Conor snickered. "Me? No. I’m just trying to figure out who’d want you dead. That’s all."

"It’s to do with the exposés, surely?"

He dug his spoon into his carton of frozen custard. "Yes, it’s more than likely, but I’d be remiss if I didn’t check out every avenue, wouldn’t I?"

Begrudgingly, I admitted, "I guess."

"I’ll admit I know it’s a dead end. I’m just giving you shit."

I frowned at him. "How do you know that?"

"Because Wintersen’s gone missing."

"What?" I sputtered.

"He’s gone missing," Conor repeated.

Unease filled me at the way he was looking at me. Like he expected me to understand what was happening.

I swallowed. "Aidan?"

Conor winked. "I reckon, don’t you?"

Jesus.

I turned to look at the screen, at Wintersen’s puckered up face, trying to think that the bastard was dead because of me, trying to reconcile that Aidan had protected me more than I even knew, and my mind tripped on it. Stalling on the thought that two men had died because of me.

I wasn’t sure why he would go to such lengths to protect me. Just as I couldn’t understand why I’d never been able to forget him.

Nothing about us made sense, but that didn’t stop the rightness that filled me at the thought of him. Never mind the inherent relief I’d felt at seeing him again.

Not just because he represented safety, but because it had been too long, and it made my heart happy to be in his presence once more.

Weird, for sure, but maybe I needed to start embracing that weirdness.

Weird kept me alive, after all.

"Did Thomas suffer?" I whispered, needing to know, needing to compound the guilt.

"Stab wound to the heart. The guy was a pro." Conor’s tone was wooden, emotionless. Somehow, I knew that the colder he sounded, the more he actually felt.

He’d called Thomas by his first name. Not just by his job description.

He’d cared.

"His poor family." I bit my lip and with a final glance at what had been the cherry on the sundae, a video that had gone viral, a video that had taken down a whole host of execs on the TVGM board, that had triggered the #MeToo movement in my old place of work and that had single-handedly destroyed my TV career, I stepped back and away without another word.

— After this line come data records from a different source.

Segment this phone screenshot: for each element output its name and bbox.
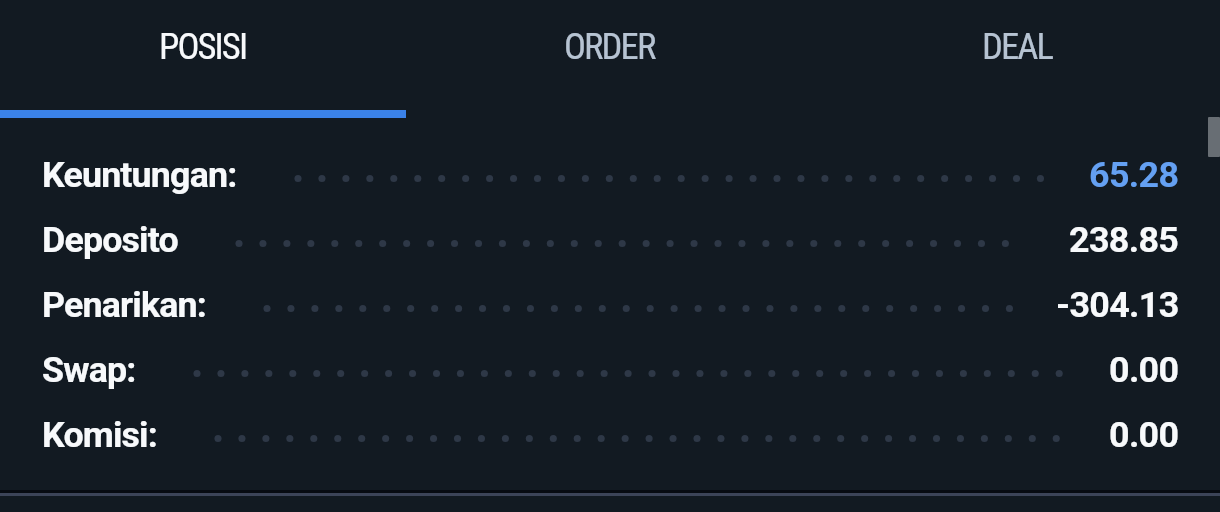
staticText: -304.13	[1056, 284, 1179, 326]
staticText: Swap:	[42, 349, 136, 391]
staticText: POSISI	[159, 25, 247, 68]
staticText: 238.85	[1069, 219, 1179, 261]
staticText: Keuntungan:	[42, 154, 237, 196]
button[interactable]: ORDER	[406, 0, 813, 92]
other: separator	[267, 272, 1013, 337]
button[interactable]: Keuntungan:	[0, 142, 1220, 207]
staticText: Komisi:	[42, 414, 157, 456]
button[interactable]: Deposito	[0, 207, 1220, 272]
button[interactable]: Swap:	[0, 337, 1220, 402]
staticText: 0.00	[1109, 349, 1179, 391]
staticText: ORDER	[564, 25, 655, 68]
other: separator	[239, 207, 1026, 272]
staticText: 65.28	[1089, 154, 1179, 196]
button[interactable]: POSISI	[0, 0, 406, 92]
staticText: DEAL	[982, 25, 1052, 68]
button[interactable]: Komisi:	[0, 402, 1220, 467]
staticText: Deposito	[42, 219, 178, 261]
other: separator	[197, 337, 1066, 402]
button[interactable]: Penarikan:	[0, 272, 1220, 337]
button[interactable]: DEAL	[813, 0, 1220, 92]
staticText: 0.00	[1109, 414, 1179, 456]
other: separator	[218, 402, 1066, 467]
staticText: Penarikan:	[42, 284, 206, 326]
other: separator	[298, 142, 1046, 207]
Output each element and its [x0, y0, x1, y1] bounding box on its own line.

Dipping out of the room as quickly as I’d dipped in, leaving Conor to his investigations, I moved further down the hallway.

Guilt and remorse entwined, powerful enough to almost steal my breath.

"Poor Thomas," I whispered to myself, unable to believe that my actions had led to an innocent man being murdered.

Was it wicked to hope that the O’Donnellys had made the bastard pay? That they’d hurt him? Badly? It wouldn’t bring Thomas back, wouldn’t make up for his widow’s grief, wouldn’t change the fact his kids would be raised without their father, but there had to be some justice, didn’t there?

Some karmic, cosmic vengeance?

The need to see Aidan hit me harder than before.

There was no safety within these walls, not even within his embrace, but he made my brain stop overworking. If anything, I reverted to a giggling teenager when I was with him, and as bad as that was, as embarrassing, right now, with a man’s blood on my hands, I needed that.

As I padded down the hall, trying to seek out Aidan’s location, I had to admit the penthouse was massive. Big enough to make me jealous even though it was far too much real estate for one man.

Did Conor get lonely? Haunting these halls by himself?

He’d said that he was taken. By whom? I’d never heard anything in the gossip columns about him dating anyone, and the O’Donnellys were hot news in Manhattan.

On the hunt now, I opened a few doors, found some bedrooms, a really cool home theater that looked like it was never used with huge sofas planted in there, and another room that appeared to be some kind of aquarium. One wall of fish, that was pretty much all I saw.

Grimacing at the sight and wondering why he was obsessed with water, I ducked back into the hallway and carried on my way.

When I heard grunting, my body quickened. It really shouldn’t have. I wasn’t this dumb, wasn’t so overly hormonal that they had control over my brain, but damn, that sounded like sex.

Curious by nature—hell, that was one of the reasons I was damn good at what I did—I continued onward, unsure if I wanted to see a show or not. Bypassing a stuffed bear in mid-roar—God, who had taxidermy anymore?—I found a gym, and swiftly realized I was about to get a free show anyway.